For a winter trek, you must gain weight so that the body has surplus fat it can burn to generate warmth. A couple of kilos above your normal weight will be enough. To gain weight, your intake of carbohydrates must exceed requirement. The body will use what it requires as fuel and store the surplus as fat. If you are doing an exercise regimen to prepare for the trek, you will be using more carbohydrates than normal, so hike your intake to cover this.
Many people think that a “putting on weight diet” is a licence to eat anything. It is not. Do not eat large quantities of Western junk food or Indian fast food which is deep-fried. Steer clear of bad cholesterol. You cannot afford to have clogged arteries in conditions of extreme cold. On the trek, snack constantly. Supplement the usual chocolates, lozenges and nutrition bars with cheese, nuts, gajak and gurpatti.
Get the right gear
The good part is that thermals with wicking away property (instead of absorbing moisture, the fabric transports it to the outside, from where it eventually evaporates) are now available in India.

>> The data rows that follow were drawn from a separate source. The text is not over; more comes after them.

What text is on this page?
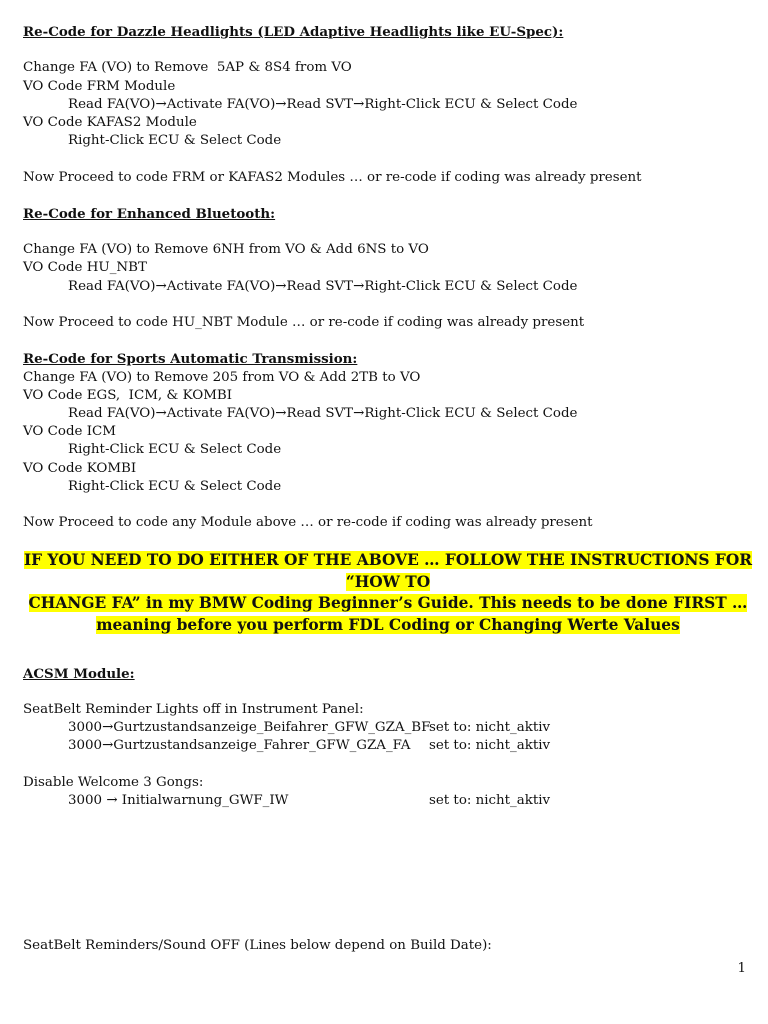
Re-Code for Dazzle Headlights (LED Adaptive Headlights like EU-Spec):
Change FA (VO) to Remove  5AP & 8S4 from VO
VO Code FRM Module
Read FA(VO)→Activate FA(VO)→Read SVT→Right-Click ECU & Select Code
VO Code KAFAS2 Module
Right-Click ECU & Select Code
Now Proceed to code FRM or KAFAS2 Modules … or re-code if coding was already present
Re-Code for Enhanced Bluetooth:
Change FA (VO) to Remove 6NH from VO & Add 6NS to VO
VO Code HU_NBT
Read FA(VO)→Activate FA(VO)→Read SVT→Right-Click ECU & Select Code
Now Proceed to code HU_NBT Module … or re-code if coding was already present
Re-Code for Sports Automatic Transmission:
Change FA (VO) to Remove 205 from VO & Add 2TB to VO
VO Code EGS,  ICM, & KOMBI
Read FA(VO)→Activate FA(VO)→Read SVT→Right-Click ECU & Select Code
VO Code ICM
Right-Click ECU & Select Code
VO Code KOMBI
Right-Click ECU & Select Code
Now Proceed to code any Module above … or re-code if coding was already present
IF YOU NEED TO DO EITHER OF THE ABOVE … FOLLOW THE INSTRUCTIONS FOR “HOW TO
CHANGE FA” in my BMW Coding Beginner’s Guide. This needs to be done FIRST …
meaning before you perform FDL Coding or Changing Werte Values
ACSM Module:
SeatBelt Reminder Lights off in Instrument Panel:
3000→Gurtzustandsanzeige_Beifahrer_GFW_GZA_BF
set to: nicht_aktiv
3000→Gurtzustandsanzeige_Fahrer_GFW_GZA_FA	set to: nicht_aktiv
Disable Welcome 3 Gongs:
3000 → Initialwarnung_GWF_IW	set to: nicht_aktiv
SeatBelt Reminders/Sound OFF (Lines below depend on Build Date):
1
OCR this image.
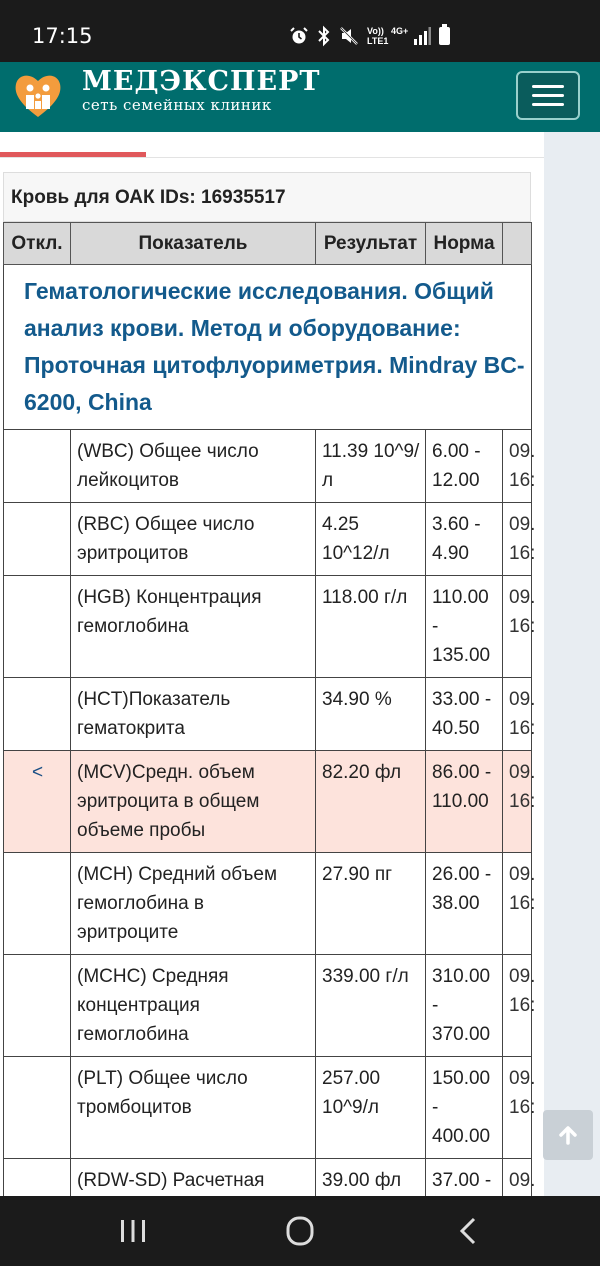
17:15	Vo))
LTE1
4G+
МЕДЭКСПЕРТ
сеть семейных клиник
Кровь для ОАК IDs: 16935517
Откл.	Показатель	Результат	Норма	

Гематологические исследования. Общий
анализ крови. Метод и оборудование:
Проточная цитофлуориметрия. Mindray BC-
6200, China				

	(WBC) Общее число лейкоцитов	11.39 10^9/л	6.00 - 12.00	09.
16:

	(RBC) Общее число эритроцитов	4.25 10^12/л	3.60 - 4.90	09.
16:

	(HGB) Концентрация гемоглобина	118.00 г/л	110.00 - 135.00	09.
16:

	(HCT)Показатель гематокрита	34.90 %	33.00 - 40.50	09.
16:

<	(MCV)Средн. объем эритроцита в общем объеме пробы	82.20 фл	86.00 - 110.00	09.
16:

	(MCH) Средний объем гемоглобина в эритроците	27.90 пг	26.00 - 38.00	09.
16:

	(MCHC) Средняя концентрация гемоглобина	339.00 г/л	310.00 - 370.00	09.
16:

	(PLT) Общее число тромбоцитов	257.00 10^9/л	150.00 - 400.00	09.
16:

	(RDW-SD) Расчетная	39.00 фл	37.00 -	09.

However, if the layers you wear above that are not breathable, the purpose will be defeated. For a moderate winter trek, take two sweaters, a fleece jacket, windproof-cum-waterproof Gore Tex outer jacket, fleece cap, windstopper gloves, mittens and fleece pants. For an extreme trek, add a balaclava, neck gaiter, down jacket and insulated trousers. Carry only nylon and fleece socks — at least six or seven pairs. Insulated winter trekking boots and gaiters are essential.
A sleeping bag certified for – 25° Celsius, a liner and a mountaineering-quality mat are advisable. Take along two thermos water bottles of 1-litre capacity. Trekking poles for treacherous terrain and a pee bottle are optional but helpful items. Stick some tape on the pee bottle so that you can distinguish it by touch in the dark.

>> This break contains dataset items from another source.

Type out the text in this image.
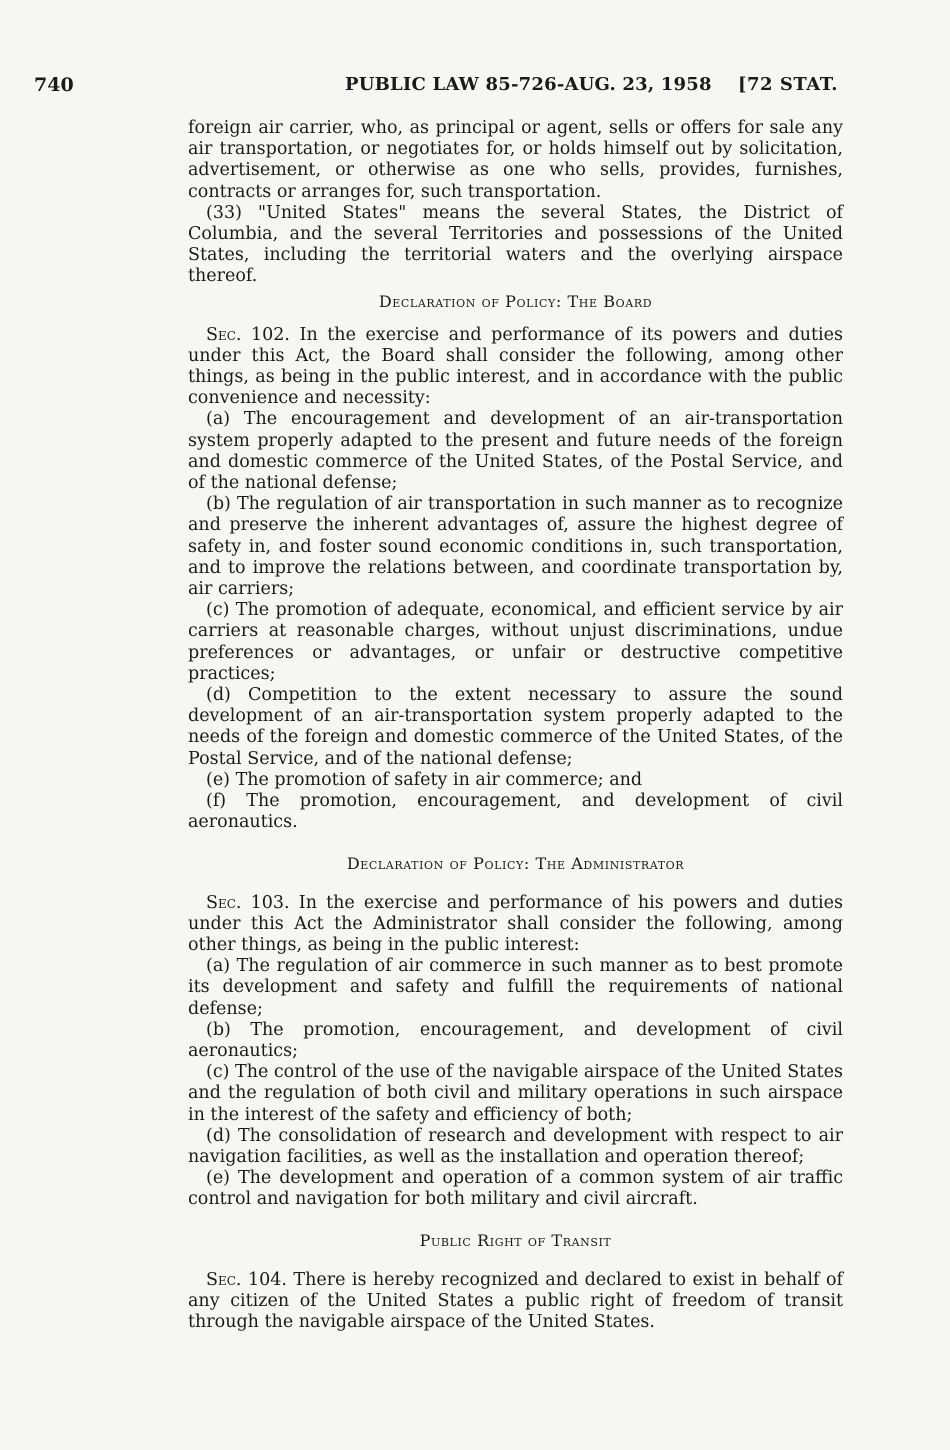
740	PUBLIC LAW 85-726-AUG. 23, 1958 [72 STAT.

foreign air carrier, who, as principal or agent, sells or offers for sale any air transportation, or negotiates for, or holds himself out by solicitation, advertisement, or otherwise as one who sells, provides, furnishes, contracts or arranges for, such transportation.

(33) "United States" means the several States, the District of Columbia, and the several Territories and possessions of the United States, including the territorial waters and the overlying airspace thereof.

Declaration of Policy: The Board

Sec. 102. In the exercise and performance of its powers and duties under this Act, the Board shall consider the following, among other things, as being in the public interest, and in accordance with the public convenience and necessity:

(a) The encouragement and development of an air-transportation system properly adapted to the present and future needs of the foreign and domestic commerce of the United States, of the Postal Service, and of the national defense;

(b) The regulation of air transportation in such manner as to recognize and preserve the inherent advantages of, assure the highest degree of safety in, and foster sound economic conditions in, such transportation, and to improve the relations between, and coordinate transportation by, air carriers;

(c) The promotion of adequate, economical, and efficient service by air carriers at reasonable charges, without unjust discriminations, undue preferences or advantages, or unfair or destructive competitive practices;

(d) Competition to the extent necessary to assure the sound development of an air-transportation system properly adapted to the needs of the foreign and domestic commerce of the United States, of the Postal Service, and of the national defense;

(e) The promotion of safety in air commerce; and

(f) The promotion, encouragement, and development of civil aeronautics.

Declaration of Policy: The Administrator

Sec. 103. In the exercise and performance of his powers and duties under this Act the Administrator shall consider the following, among other things, as being in the public interest:

(a) The regulation of air commerce in such manner as to best promote its development and safety and fulfill the requirements of national defense;

(b) The promotion, encouragement, and development of civil aeronautics;

(c) The control of the use of the navigable airspace of the United States and the regulation of both civil and military operations in such airspace in the interest of the safety and efficiency of both;

(d) The consolidation of research and development with respect to air navigation facilities, as well as the installation and operation thereof;

(e) The development and operation of a common system of air traffic control and navigation for both military and civil aircraft.

Public Right of Transit

Sec. 104. There is hereby recognized and declared to exist in behalf of any citizen of the United States a public right of freedom of transit through the navigable airspace of the United States.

Primed for your first Himalayan winter trek, are you? Go ahead, you’ll love it. Let’s see, you’ll love leaving your sleeping bag in the mornings and you’ll love the desperate ritual of stuffing your icy clothes inside the sleeping bag for a few minutes to warm them before wearing. You’ll love it. Absolutely.
Yana is a mountaineer and an adventure expert.
Source of Ganges
This trek follows the Bhagirathi upstream to the source of Ganga in Garhwal Himalayas. From Gangotri, you travel across pine forests and meadows to reach the multi-hued Chaturangi glacier.

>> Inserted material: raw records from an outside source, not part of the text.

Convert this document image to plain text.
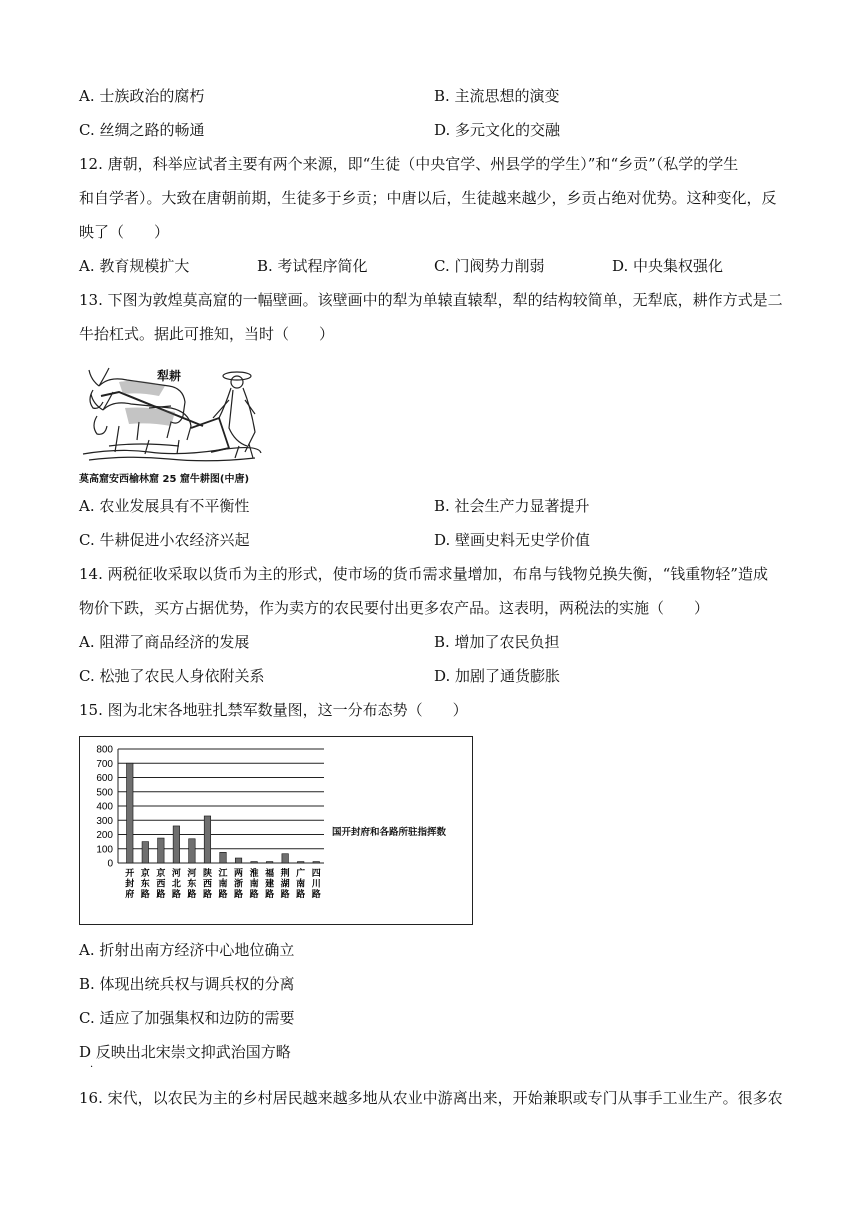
A. 士族政治的腐朽	B. 主流思想的演变
C. 丝绸之路的畅通	D. 多元文化的交融
12. 唐朝，科举应试者主要有两个来源，即“生徒（中央官学、州县学的学生）”和“乡贡”（私学的学生
和自学者）。大致在唐朝前期，生徒多于乡贡；中唐以后，生徒越来越少，乡贡占绝对优势。这种变化，反
映了（　　）
A. 教育规模扩大	B. 考试程序简化	C. 门阀势力削弱	D. 中央集权强化
13. 下图为敦煌莫高窟的一幅壁画。该壁画中的犁为单辕直辕犁，犁的结构较简单，无犁底，耕作方式是二
牛抬杠式。据此可推知，当时（　　）
犁耕
莫高窟安西榆林窟 25 窟牛耕图(中唐)
A. 农业发展具有不平衡性	B. 社会生产力显著提升
C. 牛耕促进小农经济兴起	D. 壁画史料无史学价值
14. 两税征收采取以货币为主的形式，使市场的货币需求量增加，布帛与钱物兑换失衡，“钱重物轻”造成
物价下跌，买方占据优势，作为卖方的农民要付出更多农产品。这表明，两税法的实施（　　）
A. 阻滞了商品经济的发展	B. 增加了农民负担
C. 松弛了农民人身依附关系	D. 加剧了通货膨胀
15. 图为北宋各地驻扎禁军数量图，这一分布态势（　　）
0
100
200
300
400
500
600
700
800
开封府
京东路
京西路
河北路
河东路
陕西路
江南路
两浙路
淮南路
福建路
荆湖路
广南路
四川路
国开封府和各路所驻指挥数
A. 折射出南方经济中心地位确立
B. 体现出统兵权与调兵权的分离
C. 适应了加强集权和边防的需要
D 反映出北宋崇文抑武治国方略
·
16. 宋代，以农民为主的乡村居民越来越多地从农业中游离出来，开始兼职或专门从事手工业生产。很多农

Chopta-Tungnath Chopta is located just beyond Rudra-prayag on the Gopeshwar–Ukhimath road. The trek ends at the Chandrasila summit that affords the most beautiful view of Nanda Devi, Trishul and Chaukham.
The crystal blue water of the Dodital lake (north of Uttarakashi) is home to rare species of fish like the Himalayan Golden Trout, and dense oak, pine and deodar forests surround it.
Har ki Doon
Har ki Doon lies in the foothills of the Western Himalayas, at the base of Fateh Parvat. The surrounding forests are part of the Govind Wildlife National Park. The trek starts at Taluka, near Dehradun.
This trek in the Kumaon Himalayas, starts at Song, moving along the banks of the Pindari and winds up at the glacier that has distinctive patches of lush greenery on a stark white landscape.
One of the larger bugyals (meadows) in Uttaranchal, Bedni is also a major station on the Nanda Raj Jaat Yatra, a ritual procession held every 12 years. The trek starts at Mundoli (240 km from Haridwar).
The trek to Sandakphu, the loftiest peak of the Singalila Range, starts near Darjeeling. The region has more than 600 varieties of orchids, the most to be found in a single geographical area in the world.